Grand designs for Evans Home

Grand designs for Evans Home

Revised plans have gone on display for the historic Evans Home building off John Street in the city, which is to become the new home of the Butler Gallery.

The gallery will house the Tony O' Malley collection which has been bequested by Jane O' Malley on condition that it be properly displayed. The collection is an extremely valuable one, and the Butler Gallery does not have adequate space in its current location.

Planning Permission was approved for a proposed Evans Home redevelopment back in 2011, but funding constraints proved prohibitive. The proposal was recently revisited with plans now in place for a smaller extension than previously envisioned, as well as a lift, stairs, and fully accessible toilets.

The work will also involve the upgrading of the grounds into an art and sculpture garden. It will include steps, railings and a ramp accessing the library car park, with the intention of opening the building up to the city.

“It has a very unique location in the city, but I feel it is hidden away at the moment,” director of services Mary Mulholland told members at the September meeting of Kilkenny County Council.

An archaeological review of the site was completed in 2012, and some degree of conservation work has been ongoing. In November 2014, all the lead from the roof was stolen, which was a major setback and required significant conservation work. Ms Mulholland said there were 'ongoing security issues' on the site.

She added that the Butler Gallery was a key attraction for Kilkenny, and it was important that it could grow. The redesign has also seen the budgetary cost of the redesign significantly reduced and there is some grant aid available to progress it.

Niall McCullough of McCullough Mulvin Architects said the opportunity was there for Evans Home to be a key part of the city.

“It is an important part of Kilkenny's history, but it is almost totally hidden,” he said, adding that the building's interior is currently in poor condition, suffering with issues such as damp and dry rot.

As well as the art collections, the building will include some office space.

Cllr Malcolm Noonan welcomed the update, and thanked the gallery's director.

“I want to commend Anna O' Sullivan for all her work,” he said.

“She has put the Butler Gallery on an international stage – so well done to her and the Board.”

Cllr David Fitzgerald said he felt the updated design was considerably better than the original one, and was more in sympathy. He said it needed to be ensured that the gallery did not become distant from the general public, and that the 'high walls' issue could hopefully be tackled.

His one further concern was over the future of the Carnegie Library building, the future of which needed to be ensured. There was, he said, also the question of funding for the gallery project.

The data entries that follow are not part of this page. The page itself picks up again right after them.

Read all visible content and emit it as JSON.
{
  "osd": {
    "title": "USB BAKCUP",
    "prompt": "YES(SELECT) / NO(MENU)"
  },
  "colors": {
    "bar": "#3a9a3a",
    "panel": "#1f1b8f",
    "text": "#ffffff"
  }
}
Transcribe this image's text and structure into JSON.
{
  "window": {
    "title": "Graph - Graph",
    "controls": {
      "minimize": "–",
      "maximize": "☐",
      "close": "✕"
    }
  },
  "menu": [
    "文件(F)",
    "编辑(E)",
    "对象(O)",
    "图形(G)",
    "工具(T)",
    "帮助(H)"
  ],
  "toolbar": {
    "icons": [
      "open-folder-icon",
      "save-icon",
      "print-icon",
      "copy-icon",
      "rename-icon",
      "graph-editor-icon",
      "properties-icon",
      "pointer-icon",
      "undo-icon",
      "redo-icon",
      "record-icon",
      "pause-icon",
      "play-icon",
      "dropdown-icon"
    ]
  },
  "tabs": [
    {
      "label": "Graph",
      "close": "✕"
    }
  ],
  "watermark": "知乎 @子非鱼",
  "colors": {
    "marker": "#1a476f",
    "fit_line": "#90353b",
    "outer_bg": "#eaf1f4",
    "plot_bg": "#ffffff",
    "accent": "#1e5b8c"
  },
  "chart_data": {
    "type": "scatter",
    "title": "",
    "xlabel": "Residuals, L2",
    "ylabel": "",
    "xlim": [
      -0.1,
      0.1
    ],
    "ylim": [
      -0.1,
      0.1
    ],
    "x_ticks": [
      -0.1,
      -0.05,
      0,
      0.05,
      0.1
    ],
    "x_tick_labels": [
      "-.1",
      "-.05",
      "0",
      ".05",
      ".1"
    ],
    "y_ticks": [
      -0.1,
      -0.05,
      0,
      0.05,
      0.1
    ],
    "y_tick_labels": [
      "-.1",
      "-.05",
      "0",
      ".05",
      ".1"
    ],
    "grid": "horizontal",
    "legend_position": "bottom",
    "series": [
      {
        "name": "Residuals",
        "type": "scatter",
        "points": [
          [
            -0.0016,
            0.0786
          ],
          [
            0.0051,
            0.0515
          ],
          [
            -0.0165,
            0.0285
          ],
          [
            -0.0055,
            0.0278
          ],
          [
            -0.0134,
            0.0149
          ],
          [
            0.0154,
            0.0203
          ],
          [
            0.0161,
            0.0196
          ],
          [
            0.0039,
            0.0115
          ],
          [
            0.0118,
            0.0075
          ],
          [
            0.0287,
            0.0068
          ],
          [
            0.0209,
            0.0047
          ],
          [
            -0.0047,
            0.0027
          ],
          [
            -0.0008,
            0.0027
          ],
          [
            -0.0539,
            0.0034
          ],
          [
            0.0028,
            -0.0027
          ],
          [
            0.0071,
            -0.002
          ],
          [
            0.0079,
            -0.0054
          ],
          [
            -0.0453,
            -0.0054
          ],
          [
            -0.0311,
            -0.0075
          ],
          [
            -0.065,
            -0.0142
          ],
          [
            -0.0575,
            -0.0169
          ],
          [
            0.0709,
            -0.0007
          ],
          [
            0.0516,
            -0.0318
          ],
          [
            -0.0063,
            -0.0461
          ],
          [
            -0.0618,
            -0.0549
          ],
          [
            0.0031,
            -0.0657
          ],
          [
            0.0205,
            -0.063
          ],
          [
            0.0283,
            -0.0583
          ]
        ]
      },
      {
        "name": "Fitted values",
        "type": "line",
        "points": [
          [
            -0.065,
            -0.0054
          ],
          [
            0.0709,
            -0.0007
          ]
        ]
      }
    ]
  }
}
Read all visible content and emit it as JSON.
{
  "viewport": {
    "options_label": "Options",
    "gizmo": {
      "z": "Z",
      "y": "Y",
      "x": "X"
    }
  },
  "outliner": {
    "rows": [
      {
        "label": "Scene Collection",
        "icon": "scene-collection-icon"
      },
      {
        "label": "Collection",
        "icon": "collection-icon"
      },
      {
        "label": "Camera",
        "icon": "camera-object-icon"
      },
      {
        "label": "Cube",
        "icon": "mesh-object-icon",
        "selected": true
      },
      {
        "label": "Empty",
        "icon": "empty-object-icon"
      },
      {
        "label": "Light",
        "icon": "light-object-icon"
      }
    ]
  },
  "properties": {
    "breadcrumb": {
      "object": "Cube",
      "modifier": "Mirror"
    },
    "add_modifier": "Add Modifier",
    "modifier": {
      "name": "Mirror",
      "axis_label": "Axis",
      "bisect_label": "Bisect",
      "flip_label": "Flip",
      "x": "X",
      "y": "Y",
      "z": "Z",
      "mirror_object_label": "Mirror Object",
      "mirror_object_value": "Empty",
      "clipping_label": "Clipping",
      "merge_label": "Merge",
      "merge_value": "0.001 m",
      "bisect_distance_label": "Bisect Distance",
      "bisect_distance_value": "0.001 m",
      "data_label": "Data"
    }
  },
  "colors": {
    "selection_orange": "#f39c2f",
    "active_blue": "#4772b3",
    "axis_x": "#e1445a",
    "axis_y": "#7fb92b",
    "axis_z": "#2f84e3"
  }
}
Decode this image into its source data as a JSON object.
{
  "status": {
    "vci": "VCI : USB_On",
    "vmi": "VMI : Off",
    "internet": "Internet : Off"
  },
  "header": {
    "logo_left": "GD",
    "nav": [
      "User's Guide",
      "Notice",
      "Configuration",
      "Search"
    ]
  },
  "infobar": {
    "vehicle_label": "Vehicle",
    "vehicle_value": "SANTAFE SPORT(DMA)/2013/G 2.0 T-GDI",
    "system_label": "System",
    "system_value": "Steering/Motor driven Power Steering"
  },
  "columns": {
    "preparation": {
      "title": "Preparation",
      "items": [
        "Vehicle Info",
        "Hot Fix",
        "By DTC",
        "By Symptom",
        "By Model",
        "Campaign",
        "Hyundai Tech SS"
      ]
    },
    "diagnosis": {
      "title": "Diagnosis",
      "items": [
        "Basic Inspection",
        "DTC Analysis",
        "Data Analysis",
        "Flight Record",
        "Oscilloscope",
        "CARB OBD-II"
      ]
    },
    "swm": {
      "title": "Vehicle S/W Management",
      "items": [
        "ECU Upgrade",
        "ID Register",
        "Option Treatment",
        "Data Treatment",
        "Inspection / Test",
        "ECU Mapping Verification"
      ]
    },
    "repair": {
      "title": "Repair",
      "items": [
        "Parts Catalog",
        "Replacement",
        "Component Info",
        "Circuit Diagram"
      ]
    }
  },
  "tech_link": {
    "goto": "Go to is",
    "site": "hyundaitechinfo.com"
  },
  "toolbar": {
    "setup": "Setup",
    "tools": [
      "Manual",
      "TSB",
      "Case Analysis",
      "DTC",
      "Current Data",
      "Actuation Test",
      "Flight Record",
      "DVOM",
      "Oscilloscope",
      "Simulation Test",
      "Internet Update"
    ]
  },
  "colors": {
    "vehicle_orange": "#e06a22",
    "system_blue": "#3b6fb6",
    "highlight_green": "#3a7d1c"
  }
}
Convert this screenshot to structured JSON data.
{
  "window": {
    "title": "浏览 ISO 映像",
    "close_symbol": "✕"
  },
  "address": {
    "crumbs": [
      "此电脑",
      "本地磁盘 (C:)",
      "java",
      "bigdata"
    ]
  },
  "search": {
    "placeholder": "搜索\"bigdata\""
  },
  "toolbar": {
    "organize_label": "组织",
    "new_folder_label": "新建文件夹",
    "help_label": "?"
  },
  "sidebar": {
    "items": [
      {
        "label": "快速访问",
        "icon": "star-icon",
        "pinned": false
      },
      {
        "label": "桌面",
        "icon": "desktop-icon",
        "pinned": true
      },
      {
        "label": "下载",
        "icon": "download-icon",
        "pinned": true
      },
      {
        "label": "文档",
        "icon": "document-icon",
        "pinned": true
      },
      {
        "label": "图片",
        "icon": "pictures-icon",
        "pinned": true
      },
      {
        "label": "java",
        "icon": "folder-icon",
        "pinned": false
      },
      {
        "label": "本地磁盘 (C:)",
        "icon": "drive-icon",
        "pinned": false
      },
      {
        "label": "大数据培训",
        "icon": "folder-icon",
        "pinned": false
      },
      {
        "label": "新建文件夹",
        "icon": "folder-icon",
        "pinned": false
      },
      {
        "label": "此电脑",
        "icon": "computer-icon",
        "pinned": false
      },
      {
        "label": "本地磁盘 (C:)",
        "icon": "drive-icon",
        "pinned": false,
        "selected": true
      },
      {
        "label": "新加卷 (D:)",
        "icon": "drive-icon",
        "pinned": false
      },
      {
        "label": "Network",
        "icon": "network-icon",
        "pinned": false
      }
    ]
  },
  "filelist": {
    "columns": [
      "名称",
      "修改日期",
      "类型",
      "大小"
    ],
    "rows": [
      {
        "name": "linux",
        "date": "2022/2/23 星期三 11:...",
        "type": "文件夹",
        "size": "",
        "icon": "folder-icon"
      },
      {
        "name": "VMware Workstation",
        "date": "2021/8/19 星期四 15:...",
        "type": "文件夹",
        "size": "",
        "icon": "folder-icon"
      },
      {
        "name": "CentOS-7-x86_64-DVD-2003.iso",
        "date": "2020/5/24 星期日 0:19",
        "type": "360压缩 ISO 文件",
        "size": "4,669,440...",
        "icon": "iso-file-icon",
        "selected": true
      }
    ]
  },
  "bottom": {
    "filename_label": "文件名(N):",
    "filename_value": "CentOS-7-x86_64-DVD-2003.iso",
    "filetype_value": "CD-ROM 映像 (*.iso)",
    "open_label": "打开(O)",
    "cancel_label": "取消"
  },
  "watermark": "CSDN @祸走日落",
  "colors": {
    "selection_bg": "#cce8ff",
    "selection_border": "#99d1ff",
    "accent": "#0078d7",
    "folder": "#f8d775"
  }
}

“Have we ongoing costs in to maintain this going forward, or are we co-funders, or will the Butler Gallery take full responsibility?” he asked.

Chief executive Colette Byrne said the council would have a financial commitment of €25,000 on an annual basis. Ms Mulholland agreed the council needed to consider the options going forward for the Carnegie building and its future.

“I will prepare a report on it,” she said.

The Part 8 process will run until December. It is envisaged that construction work could begin in June of next year, and will take about one year to complete.

Plans and particulars of the proposed development are available for inspection during normal office hours at the Planning Department, Kilkenny County Council, County Hall, John Street, Kilkenny and at Carnegie Library, John's Quay, Kilkenny until November 4.

A scale model of Kilkenny City showing the proposed development will be on display at 75/76 John Street Kilkenny, and an information evening will be arranged at County Hall during the consultation period.